LLM-synthesized narrative grounded in this CVE's description and references.

IBM CCA 7.0.0-7.5.51 is vulnerable to a timing attack during RSA operations, allowing an attacker to obtain sensitive information.

Vulnerability

IBM Common Cryptographic Architecture (CCA) versions 7.0.0 through 7.5.51 (including the IBM 4769 Developers Toolkit) contain a timing side-channel vulnerability in certain RSA operations. The vulnerability arises from an observable discrepancy (CWE-203) in the cryptographic implementation, which can be exploited to leak sensitive information [1].

Exploitation

An attacker with network access to the system can perform a timing attack by measuring the execution time of RSA operations. No authentication is required (CVSS:3.1/AV:N/AC:H/PR:N/UI:N/S:U/C:L/I:N/A:N). The attacker must be able to send requests and observe response times with sufficient precision to extract information.

Impact

Successful exploitation allows the attacker to obtain sensitive information, such as cryptographic key material or plaintext, due to the timing leakage. The confidentiality impact is low (CVSS 3.7), meaning only limited information is disclosed.

Mitigation

IBM has provided a fix for this vulnerability. Affected users should apply the latest update from IBM as referenced in the security bulletin [1]. No workarounds are mentioned in the available references.
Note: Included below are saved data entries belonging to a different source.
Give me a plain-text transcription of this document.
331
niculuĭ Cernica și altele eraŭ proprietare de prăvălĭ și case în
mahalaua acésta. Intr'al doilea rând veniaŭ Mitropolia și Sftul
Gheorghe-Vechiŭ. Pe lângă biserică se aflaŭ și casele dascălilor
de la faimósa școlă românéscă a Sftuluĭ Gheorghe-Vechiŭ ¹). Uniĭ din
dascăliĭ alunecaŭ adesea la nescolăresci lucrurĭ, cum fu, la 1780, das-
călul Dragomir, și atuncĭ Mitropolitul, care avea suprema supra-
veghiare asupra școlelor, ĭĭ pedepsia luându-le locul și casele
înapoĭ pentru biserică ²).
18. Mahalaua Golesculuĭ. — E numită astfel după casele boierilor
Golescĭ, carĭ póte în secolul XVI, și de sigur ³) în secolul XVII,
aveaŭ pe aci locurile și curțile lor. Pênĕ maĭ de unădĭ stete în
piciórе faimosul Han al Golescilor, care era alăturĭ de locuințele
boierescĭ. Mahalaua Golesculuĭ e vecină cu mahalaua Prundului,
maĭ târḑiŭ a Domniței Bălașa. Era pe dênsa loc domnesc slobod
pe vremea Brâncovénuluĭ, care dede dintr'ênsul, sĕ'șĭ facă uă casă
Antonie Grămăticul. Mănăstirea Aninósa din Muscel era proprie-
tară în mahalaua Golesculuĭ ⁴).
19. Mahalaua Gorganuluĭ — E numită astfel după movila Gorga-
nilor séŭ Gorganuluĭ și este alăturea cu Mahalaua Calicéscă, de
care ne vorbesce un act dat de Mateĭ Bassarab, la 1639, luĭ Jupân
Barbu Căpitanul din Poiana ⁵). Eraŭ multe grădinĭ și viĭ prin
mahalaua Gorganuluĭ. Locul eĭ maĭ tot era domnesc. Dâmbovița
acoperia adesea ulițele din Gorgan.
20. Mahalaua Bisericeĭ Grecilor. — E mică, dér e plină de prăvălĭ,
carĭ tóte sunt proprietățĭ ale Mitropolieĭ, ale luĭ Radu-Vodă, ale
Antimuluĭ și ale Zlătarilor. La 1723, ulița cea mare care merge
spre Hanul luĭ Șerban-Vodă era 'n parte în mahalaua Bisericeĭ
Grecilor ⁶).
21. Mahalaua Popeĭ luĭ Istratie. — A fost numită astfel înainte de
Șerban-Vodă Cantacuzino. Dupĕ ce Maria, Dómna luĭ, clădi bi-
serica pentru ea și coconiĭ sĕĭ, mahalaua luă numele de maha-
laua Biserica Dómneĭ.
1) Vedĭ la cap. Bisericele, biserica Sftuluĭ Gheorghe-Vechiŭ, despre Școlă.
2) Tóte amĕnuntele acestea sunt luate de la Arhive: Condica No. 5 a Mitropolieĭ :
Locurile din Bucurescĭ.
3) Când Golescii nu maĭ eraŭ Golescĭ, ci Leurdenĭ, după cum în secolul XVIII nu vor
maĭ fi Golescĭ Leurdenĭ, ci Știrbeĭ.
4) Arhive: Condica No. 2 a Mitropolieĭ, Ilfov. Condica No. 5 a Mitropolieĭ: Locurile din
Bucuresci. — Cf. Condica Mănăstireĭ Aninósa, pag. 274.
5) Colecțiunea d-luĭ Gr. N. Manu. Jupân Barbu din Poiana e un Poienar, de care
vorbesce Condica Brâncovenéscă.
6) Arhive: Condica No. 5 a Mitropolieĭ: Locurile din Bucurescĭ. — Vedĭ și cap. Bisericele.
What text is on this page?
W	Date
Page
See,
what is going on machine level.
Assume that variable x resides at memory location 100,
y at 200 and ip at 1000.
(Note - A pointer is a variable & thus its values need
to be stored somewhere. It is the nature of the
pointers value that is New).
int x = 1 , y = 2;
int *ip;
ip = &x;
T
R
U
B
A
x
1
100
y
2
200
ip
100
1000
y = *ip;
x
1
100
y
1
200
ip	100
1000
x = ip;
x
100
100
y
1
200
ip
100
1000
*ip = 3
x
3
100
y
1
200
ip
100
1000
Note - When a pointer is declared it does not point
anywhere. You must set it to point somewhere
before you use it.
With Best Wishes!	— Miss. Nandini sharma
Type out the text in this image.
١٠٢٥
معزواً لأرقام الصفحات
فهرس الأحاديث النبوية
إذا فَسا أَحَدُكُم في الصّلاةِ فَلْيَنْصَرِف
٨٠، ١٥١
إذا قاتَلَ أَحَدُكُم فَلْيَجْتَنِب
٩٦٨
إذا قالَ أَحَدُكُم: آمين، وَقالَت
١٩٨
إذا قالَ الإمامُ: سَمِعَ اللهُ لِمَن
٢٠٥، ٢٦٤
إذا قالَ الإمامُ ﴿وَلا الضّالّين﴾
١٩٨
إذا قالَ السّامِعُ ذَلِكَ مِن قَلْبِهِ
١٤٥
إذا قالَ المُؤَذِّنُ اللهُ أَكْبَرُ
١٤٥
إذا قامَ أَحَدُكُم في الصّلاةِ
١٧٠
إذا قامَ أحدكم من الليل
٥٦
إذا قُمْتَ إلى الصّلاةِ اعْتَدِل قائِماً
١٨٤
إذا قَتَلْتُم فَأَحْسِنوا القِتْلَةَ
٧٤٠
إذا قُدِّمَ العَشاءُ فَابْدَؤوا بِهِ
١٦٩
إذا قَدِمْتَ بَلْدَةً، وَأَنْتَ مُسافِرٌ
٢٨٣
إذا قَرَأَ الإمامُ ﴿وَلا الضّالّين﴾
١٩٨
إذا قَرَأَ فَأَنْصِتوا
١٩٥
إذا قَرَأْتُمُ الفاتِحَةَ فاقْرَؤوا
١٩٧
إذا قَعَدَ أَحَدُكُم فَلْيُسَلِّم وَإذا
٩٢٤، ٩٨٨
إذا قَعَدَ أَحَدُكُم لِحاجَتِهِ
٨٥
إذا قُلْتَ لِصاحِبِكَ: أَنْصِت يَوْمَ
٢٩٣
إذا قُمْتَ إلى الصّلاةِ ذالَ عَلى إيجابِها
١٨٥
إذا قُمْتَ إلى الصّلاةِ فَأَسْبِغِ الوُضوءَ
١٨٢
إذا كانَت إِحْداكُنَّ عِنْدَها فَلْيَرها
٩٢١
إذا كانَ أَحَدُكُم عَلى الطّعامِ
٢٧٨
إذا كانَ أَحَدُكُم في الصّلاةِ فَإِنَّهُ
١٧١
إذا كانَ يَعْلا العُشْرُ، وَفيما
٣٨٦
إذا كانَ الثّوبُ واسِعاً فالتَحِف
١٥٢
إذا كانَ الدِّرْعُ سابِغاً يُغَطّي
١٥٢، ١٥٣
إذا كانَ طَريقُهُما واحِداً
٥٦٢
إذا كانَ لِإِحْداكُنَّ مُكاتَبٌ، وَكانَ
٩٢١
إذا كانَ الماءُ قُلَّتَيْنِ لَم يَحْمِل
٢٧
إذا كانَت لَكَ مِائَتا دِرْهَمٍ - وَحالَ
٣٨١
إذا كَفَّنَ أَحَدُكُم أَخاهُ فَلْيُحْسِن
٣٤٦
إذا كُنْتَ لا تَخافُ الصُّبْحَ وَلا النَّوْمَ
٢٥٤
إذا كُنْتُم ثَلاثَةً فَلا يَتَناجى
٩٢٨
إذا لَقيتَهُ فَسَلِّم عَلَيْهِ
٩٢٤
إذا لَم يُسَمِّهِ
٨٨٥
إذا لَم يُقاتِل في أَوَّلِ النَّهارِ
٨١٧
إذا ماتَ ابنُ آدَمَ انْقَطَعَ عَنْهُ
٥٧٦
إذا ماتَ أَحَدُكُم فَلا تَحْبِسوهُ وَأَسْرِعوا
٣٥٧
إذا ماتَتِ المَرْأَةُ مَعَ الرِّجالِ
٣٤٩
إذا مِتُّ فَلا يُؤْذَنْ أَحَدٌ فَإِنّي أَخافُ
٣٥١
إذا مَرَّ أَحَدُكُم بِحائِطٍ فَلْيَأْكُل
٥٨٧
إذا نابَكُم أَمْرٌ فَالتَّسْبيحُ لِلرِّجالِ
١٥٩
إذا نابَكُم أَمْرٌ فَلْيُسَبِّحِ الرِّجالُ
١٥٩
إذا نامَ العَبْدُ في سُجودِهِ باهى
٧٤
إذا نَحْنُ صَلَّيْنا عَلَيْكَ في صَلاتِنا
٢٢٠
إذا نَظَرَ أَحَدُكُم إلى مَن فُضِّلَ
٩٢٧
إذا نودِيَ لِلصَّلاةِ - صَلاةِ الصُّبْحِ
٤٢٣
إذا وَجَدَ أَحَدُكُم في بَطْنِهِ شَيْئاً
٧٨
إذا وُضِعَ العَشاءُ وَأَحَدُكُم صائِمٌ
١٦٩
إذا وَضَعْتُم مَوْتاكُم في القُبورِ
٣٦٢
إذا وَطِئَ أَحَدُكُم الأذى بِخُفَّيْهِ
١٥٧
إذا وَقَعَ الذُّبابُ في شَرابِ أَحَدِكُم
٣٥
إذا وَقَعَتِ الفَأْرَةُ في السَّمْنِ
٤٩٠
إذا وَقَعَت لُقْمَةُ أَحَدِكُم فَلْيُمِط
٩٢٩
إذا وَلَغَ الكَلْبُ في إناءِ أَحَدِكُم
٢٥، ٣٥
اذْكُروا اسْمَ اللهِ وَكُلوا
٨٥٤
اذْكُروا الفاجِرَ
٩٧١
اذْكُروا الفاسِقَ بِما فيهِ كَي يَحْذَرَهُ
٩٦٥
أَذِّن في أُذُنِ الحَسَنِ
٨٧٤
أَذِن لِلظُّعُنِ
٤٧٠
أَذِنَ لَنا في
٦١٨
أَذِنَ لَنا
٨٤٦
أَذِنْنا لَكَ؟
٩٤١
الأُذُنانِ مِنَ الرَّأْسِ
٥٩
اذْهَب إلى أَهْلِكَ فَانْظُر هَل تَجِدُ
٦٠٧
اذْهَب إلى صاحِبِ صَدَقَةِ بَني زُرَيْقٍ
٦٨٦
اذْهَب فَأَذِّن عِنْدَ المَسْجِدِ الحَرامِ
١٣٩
AI Insight generated on May 25, 2026. Synthesized from this CVE's description and the cited reference URLs; citations are validated against the source bundle.

Affected products

3

Patches

0

No patches discovered yet.

Vulnerability mechanics

No source-code context for this CVE — mechanics is only generated when we can read the actual fix diff. Without that, the four sections (root cause, attack vector, affected code, fix) would be speculation rather than analysis.

References

1

News mentions

0

No linked articles in our index yet.